While the goal of this move is your legs, you’ll work your whole body.

If dumbbells are a bit too much, you can also use your body weight or resistance bands. 

Use heavy enough weight that you can complete 8 – 10 reps per set. 

How to Perform:

  • Hold your dumbbells with an overhand grip. Step your feet out to shoulder-width distance apart.
  • Have a slight bend in your knees. Your arms will hang in front of your legs with your palms facing your quads. 
  • Hinge forward at your hips as you slowly lower the dumbbells down to your shins. Notice the stretch in the back of your legs. 
  • Engage your abs and glutes. Return to the starting position. 
  • Complete 2 – 3 sets of 8 – 10 reps.

2. Dumbbell Curtsy Squat

Dumbbell Curtsy Squat

The dumbbell curtsy squat is a sneaky exercise. It will build strength and stability in your lower body. 

It targets your gluteus medius.
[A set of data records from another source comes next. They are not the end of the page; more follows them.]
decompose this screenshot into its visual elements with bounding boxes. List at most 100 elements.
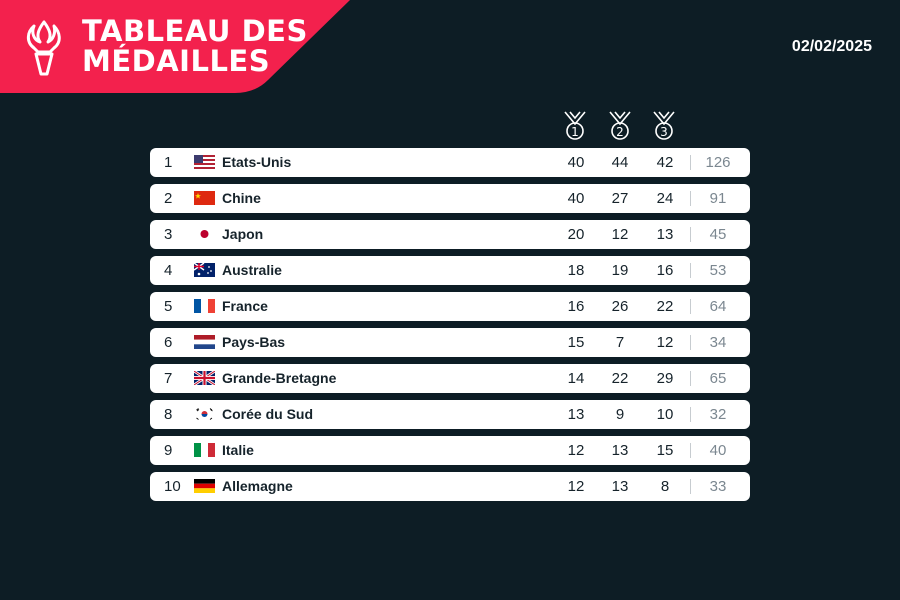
banner-shape [0, 0, 350, 93]
title-line-2: MÉDAILLES [82, 44, 271, 78]
total-count: 45 [709, 226, 727, 243]
divider [690, 407, 691, 422]
divider [690, 299, 691, 314]
total-count: 34 [709, 334, 727, 351]
total-count: 65 [709, 370, 727, 387]
rank: 2 [164, 190, 173, 207]
rank: 5 [164, 298, 173, 315]
table-row: 5 France 16 26 22 64 [150, 292, 750, 321]
country-name: Italie [222, 442, 254, 458]
date-label: 02/02/2025 [791, 38, 872, 55]
gold-count: 16 [567, 298, 585, 315]
table-row: 2 Chine 40 27 24 91 [150, 184, 750, 213]
bronze-count: 22 [656, 298, 674, 315]
country-name: France [222, 298, 268, 314]
divider [690, 155, 691, 170]
total-count: 32 [709, 406, 727, 423]
silver-count: 27 [611, 190, 629, 207]
medal-table: 1 Etats-Unis 40 44 42 126 2 Chine 40 27 … [150, 148, 750, 508]
bronze-medal-icon: 3 [653, 111, 675, 140]
total-count: 126 [705, 154, 731, 171]
australia-flag-icon [194, 263, 215, 277]
silver-medal-icon: 2 [609, 111, 631, 140]
rank: 6 [164, 334, 173, 351]
silver-count: 7 [615, 334, 625, 351]
gold-count: 12 [567, 478, 585, 495]
gold-count: 14 [567, 370, 585, 387]
gold-count: 40 [567, 190, 585, 207]
silver-count: 13 [611, 478, 629, 495]
bronze-count: 24 [656, 190, 674, 207]
title-line-1: TABLEAU DES [82, 14, 308, 48]
country-name: Allemagne [222, 478, 293, 494]
total-count: 53 [709, 262, 727, 279]
table-row: 4 Australie 18 19 16 53 [150, 256, 750, 285]
table-row: 1 Etats-Unis 40 44 42 126 [150, 148, 750, 177]
divider [690, 227, 691, 242]
gold-count: 13 [567, 406, 585, 423]
silver-count: 22 [611, 370, 629, 387]
usa-flag-icon [194, 155, 215, 169]
table-row: 9 Italie 12 13 15 40 [150, 436, 750, 465]
table-row: 3 Japon 20 12 13 45 [150, 220, 750, 249]
silver-count: 19 [611, 262, 629, 279]
torch-icon [26, 20, 61, 76]
rank: 1 [164, 154, 173, 171]
bronze-count: 8 [660, 478, 670, 495]
silver-count: 13 [611, 442, 629, 459]
country-name: Pays-Bas [222, 334, 286, 350]
netherlands-flag-icon [194, 335, 215, 349]
table-row: 6 Pays-Bas 15 7 12 34 [150, 328, 750, 357]
rank: 4 [164, 262, 173, 279]
bronze-column-label: 3 [660, 125, 668, 139]
total-count: 91 [709, 190, 727, 207]
france-flag-icon [194, 299, 215, 313]
title-banner: TABLEAU DES MÉDAILLES [0, 0, 360, 95]
bronze-count: 15 [656, 442, 674, 459]
gold-medal-icon: 1 [564, 111, 586, 140]
divider [690, 443, 691, 458]
divider [690, 371, 691, 386]
table-row: 8 Corée du Sud 13 9 10 32 [150, 400, 750, 429]
italy-flag-icon [194, 443, 215, 457]
gold-count: 40 [567, 154, 585, 171]
bronze-count: 42 [656, 154, 674, 171]
silver-count: 9 [615, 406, 625, 423]
germany-flag-icon [194, 479, 215, 493]
rank: 8 [164, 406, 173, 423]
rank: 10 [164, 478, 181, 495]
bronze-count: 29 [656, 370, 674, 387]
south-korea-flag-icon [194, 407, 215, 421]
bronze-count: 16 [656, 262, 674, 279]
silver-column-label: 2 [616, 125, 624, 139]
divider [690, 263, 691, 278]
uk-flag-icon [194, 371, 215, 385]
silver-count: 26 [611, 298, 629, 315]
rank: 3 [164, 226, 173, 243]
rank: 7 [164, 370, 173, 387]
gold-count: 15 [567, 334, 585, 351]
total-count: 64 [709, 298, 727, 315]
gold-column-label: 1 [571, 125, 579, 139]
divider [690, 335, 691, 350]
japan-flag-icon [194, 227, 215, 241]
gold-count: 18 [567, 262, 585, 279]
divider [690, 191, 691, 206]
divider [690, 479, 691, 494]
silver-count: 44 [611, 154, 629, 171]
table-row: 7 Grande-Bretagne 14 22 29 65 [150, 364, 750, 393]
bronze-count: 10 [656, 406, 674, 423]
page-title: TABLEAU DES MÉDAILLES [82, 16, 308, 76]
gold-count: 12 [567, 442, 585, 459]
table-row: 10 Allemagne 12 13 8 33 [150, 472, 750, 501]
silver-count: 12 [611, 226, 629, 243]
bronze-count: 12 [656, 334, 674, 351]
country-name: Australie [222, 262, 282, 278]
country-name: Japon [222, 226, 264, 242]
country-name: Etats-Unis [222, 154, 292, 170]
rank: 9 [164, 442, 173, 459]
total-count: 40 [709, 442, 727, 459]
country-name: Chine [222, 190, 261, 206]
china-flag-icon [194, 191, 215, 205]
bronze-count: 13 [656, 226, 674, 243]
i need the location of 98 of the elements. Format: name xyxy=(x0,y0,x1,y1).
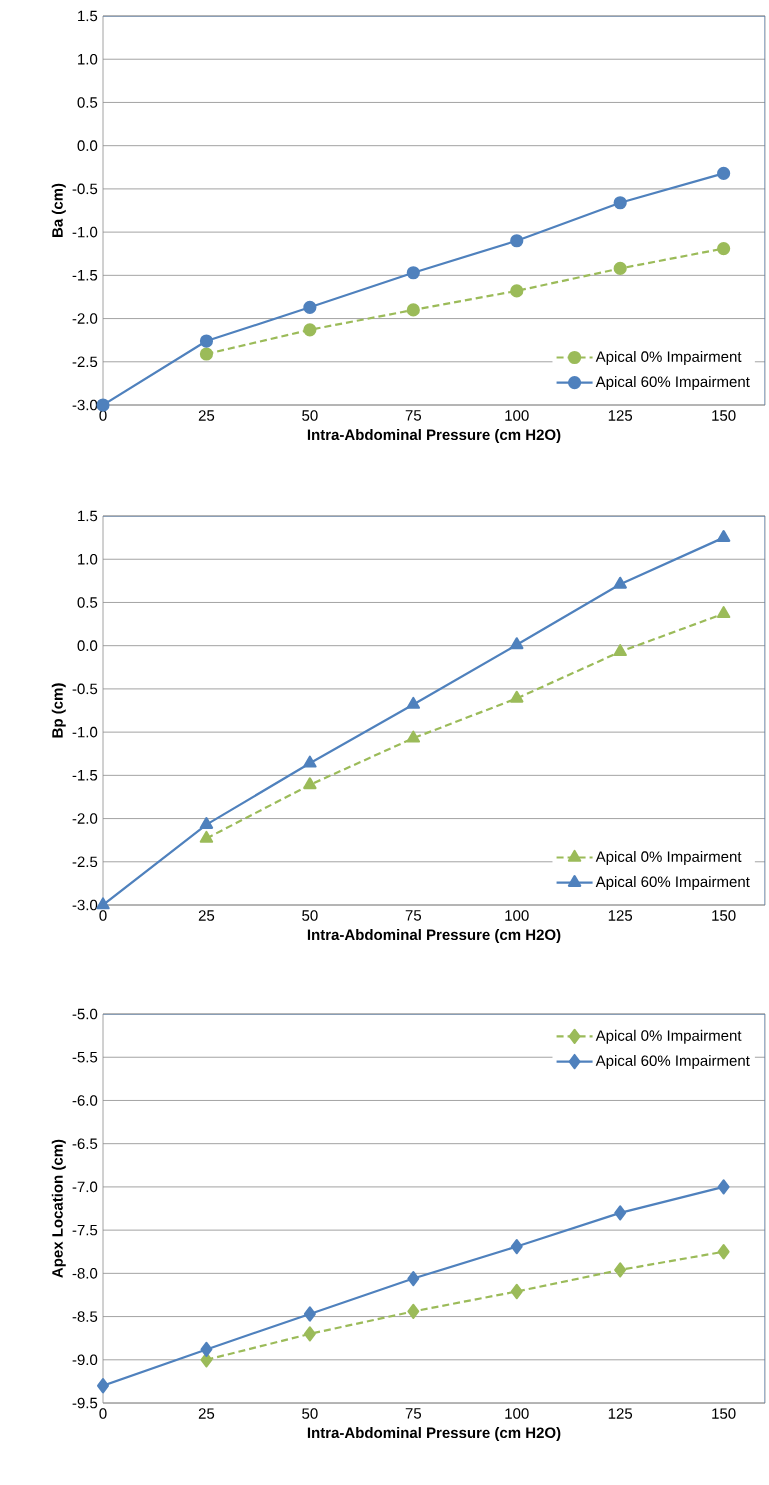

This muscle controls your hip stability, mobility, and range of motion. You’ll also work your quads, glutes, and hamstrings. 

It’s efficient in also engaging your core and back. 

How to Perform:

  • Stand with your feet hip-width distance apart and a dumbbell in each hand, palms facing each other. 
  • Using your core for stability, step your right foot behind your left. Lower your right knee until it is floating above the ground. Your left knee will be at a 90-degree angle. Hold.
  • Press through your left heel to return back to the starting position. Repeat on the left side. That is 1 rep. 
  • Repeat for 2 – 3 sets of 8 – 10 reps.

3. Bulgarian Split Squat

Bulgarian Split Squat

Last up is the kettlebell Bulgarian split squat! 

This is a unilateral exercise. This means it can help restore your balance and potentially correct muscle imbalances. It mainly works your hamstrings, quads, and glutes. 

In your elevated leg, you’ll use your glutes and hamstrings. In your standing leg, you’ll also work your quad and calf.

How to Perform:

  • Stand in front of a bench or chair, facing away. Hold your kettlebell at your shoulder level.
  • Place the top of your right foot on top of the bench or chair. Your left foot is forward enough for a lunge.
  • Bend your left knee to a 90-degree angle. As you lower, your right knee will also create the same angle, hovering above the floor. 
  • Press through your front foot to return to the starting position.
  • Complete 10 reps on each side for 2 – 3 reps. Finish one side before moving on to the next.

Adding these 3 exercises to your regular workout routine will light your legs on fire. Consistency is key! Keep it up and you’ll have stronger and more toned legs in just a few short weeks.